February is Black History Month and CBS Sports Network airs a new documentary on 14 African-American Wyoming Cowboys dismissed from the football team. “The Black 14: Wyoming Football 1969″ tells a story many Wyomingites well remember, though likely not remember well.

The special premieres Saturday, Feb. 11 at 8:30 p.m. with multiple replays throughout the month. It features interviews with the “Black 14″ who were involved. Other players from both 1969 UW and BYU football teams are also included.

For those who don't know the story, it's still significant just for its timing in history. The civil rights struggle was still very young in the fall of 1969.

Wyoming was coming off their third straight conference title, ranked number 12 in the nation. After winning their first four games, on Oct. 17, the fate of the football program changed forever.

The day before their game against Brigham Young, 14 players on the Wyoming roster informed Coach Loyd Eaton of their plan to wear black armbands to protest the racial policies at BYU and in the Mormon church – not allowing African American priests.
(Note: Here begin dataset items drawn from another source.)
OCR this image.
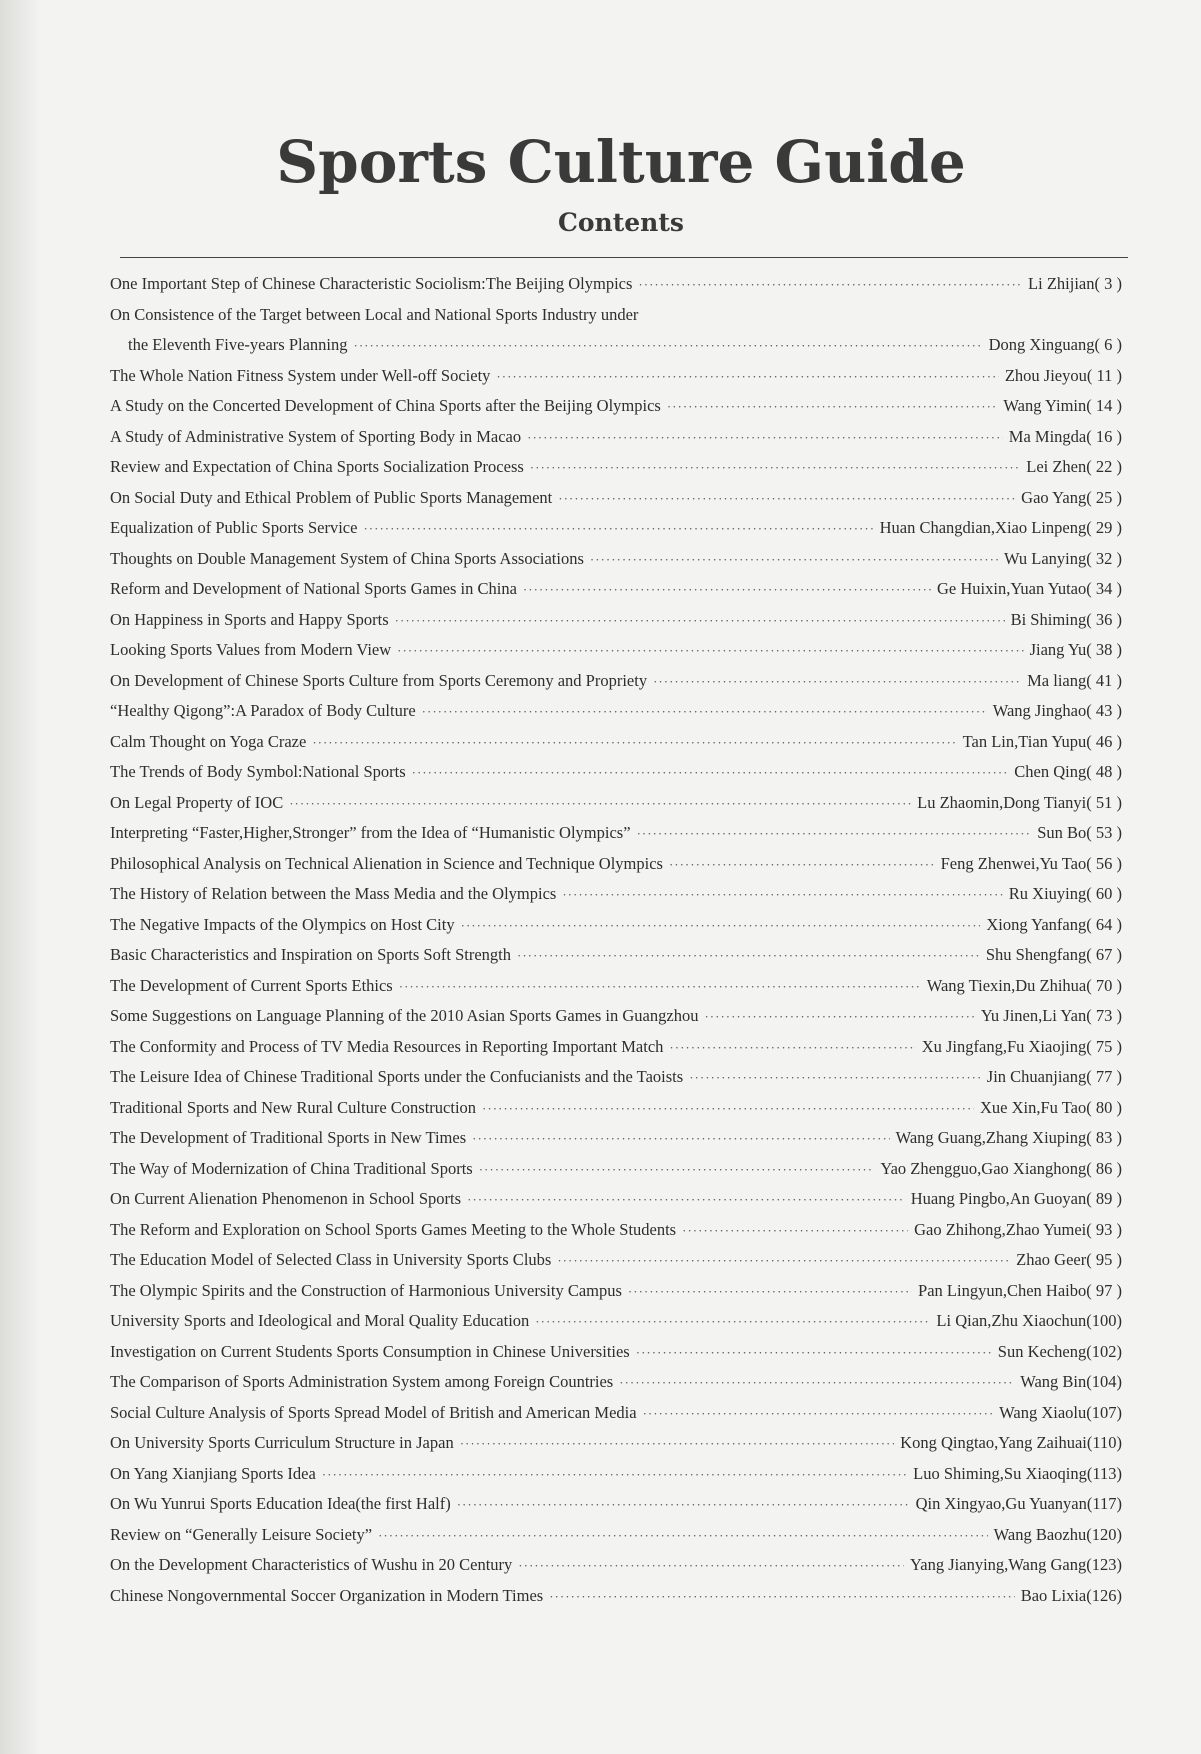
Sports Culture Guide
Contents
One Important Step of Chinese Characteristic Sociolism:The Beijing Olympics ·····	Li Zhijian ( 3 )
On Consistence of the Target between Local and National Sports Industry under
the Eleventh Five-years Planning ·····	Dong Xinguang ( 6 )
The Whole Nation Fitness System under Well-off Society ·····	Zhou Jieyou ( 11 )
A Study on the Concerted Development of China Sports after the Beijing Olympics ·····	Wang Yimin ( 14 )
A Study of Administrative System of Sporting Body in Macao ·····	Ma Mingda ( 16 )
Review and Expectation of China Sports Socialization Process ·····	Lei Zhen ( 22 )
On Social Duty and Ethical Problem of Public Sports Management ·····	Gao Yang ( 25 )
Equalization of Public Sports Service ·····	Huan Changdian,Xiao Linpeng ( 29 )
Thoughts on Double Management System of China Sports Associations ·····	Wu Lanying ( 32 )
Reform and Development of National Sports Games in China ·····	Ge Huixin,Yuan Yutao ( 34 )
On Happiness in Sports and Happy Sports ·····	Bi Shiming ( 36 )
Looking Sports Values from Modern View ·····	Jiang Yu ( 38 )
On Development of Chinese Sports Culture from Sports Ceremony and Propriety ·····	Ma liang ( 41 )
“Healthy Qigong”:A Paradox of Body Culture ·····	Wang Jinghao ( 43 )
Calm Thought on Yoga Craze ·····	Tan Lin,Tian Yupu ( 46 )
The Trends of Body Symbol:National Sports ·····	Chen Qing ( 48 )
On Legal Property of IOC ·····	Lu Zhaomin,Dong Tianyi ( 51 )
Interpreting “Faster,Higher,Stronger” from the Idea of “Humanistic Olympics” ·····	Sun Bo ( 53 )
Philosophical Analysis on Technical Alienation in Science and Technique Olympics ·····	Feng Zhenwei,Yu Tao ( 56 )
The History of Relation between the Mass Media and the Olympics ·····	Ru Xiuying ( 60 )
The Negative Impacts of the Olympics on Host City ·····	Xiong Yanfang ( 64 )
Basic Characteristics and Inspiration on Sports Soft Strength ·····	Shu Shengfang ( 67 )
The Development of Current Sports Ethics ·····	Wang Tiexin,Du Zhihua ( 70 )
Some Suggestions on Language Planning of the 2010 Asian Sports Games in Guangzhou ·····	Yu Jinen,Li Yan ( 73 )
The Conformity and Process of TV Media Resources in Reporting Important Match ·····	Xu Jingfang,Fu Xiaojing ( 75 )
The Leisure Idea of Chinese Traditional Sports under the Confucianists and the Taoists ·····	Jin Chuanjiang ( 77 )
Traditional Sports and New Rural Culture Construction ·····	Xue Xin,Fu Tao ( 80 )
The Development of Traditional Sports in New Times ·····	Wang Guang,Zhang Xiuping ( 83 )
The Way of Modernization of China Traditional Sports ·····	Yao Zhengguo,Gao Xianghong ( 86 )
On Current Alienation Phenomenon in School Sports ·····	Huang Pingbo,An Guoyan ( 89 )
The Reform and Exploration on School Sports Games Meeting to the Whole Students ·····	Gao Zhihong,Zhao Yumei ( 93 )
The Education Model of Selected Class in University Sports Clubs ·····	Zhao Geer ( 95 )
The Olympic Spirits and the Construction of Harmonious University Campus ·····	Pan Lingyun,Chen Haibo ( 97 )
University Sports and Ideological and Moral Quality Education ·····	Li Qian,Zhu Xiaochun (100)
Investigation on Current Students Sports Consumption in Chinese Universities ·····	Sun Kecheng (102)
The Comparison of Sports Administration System among Foreign Countries ·····	Wang Bin (104)
Social Culture Analysis of Sports Spread Model of British and American Media ·····	Wang Xiaolu (107)
On University Sports Curriculum Structure in Japan ·····	Kong Qingtao,Yang Zaihuai (110)
On Yang Xianjiang Sports Idea ·····	Luo Shiming,Su Xiaoqing (113)
On Wu Yunrui Sports Education Idea(the first Half) ·····	Qin Xingyao,Gu Yuanyan (117)
Review on “Generally Leisure Society” ·····	Wang Baozhu (120)
On the Development Characteristics of Wushu in 20 Century ·····	Yang Jianying,Wang Gang (123)
Chinese Nongovernmental Soccer Organization in Modern Times ·····	Bao Lixia (126)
Eaton forbid his players from protesting and promptly dismissed all 14 players for the season. In a meeting, Eaton allegedly referred to them as “good negro boys” and encouraged them to transfer to black colleges like Grambling State and Morgan State.

After the incident, which became known as the “Black 14” controversy, San Jose State players wore multi-colored armbands to protest the decision. Also rival schools in the conference demanded Wyoming be dropped from their schedule.

Wyoming would lose their final four games of that season. The next year, Eaton was fired after finishing 1-9. Over the next decade, Wyoming only had one winning season and never regained their level of national prominence of the late ’60s ever since.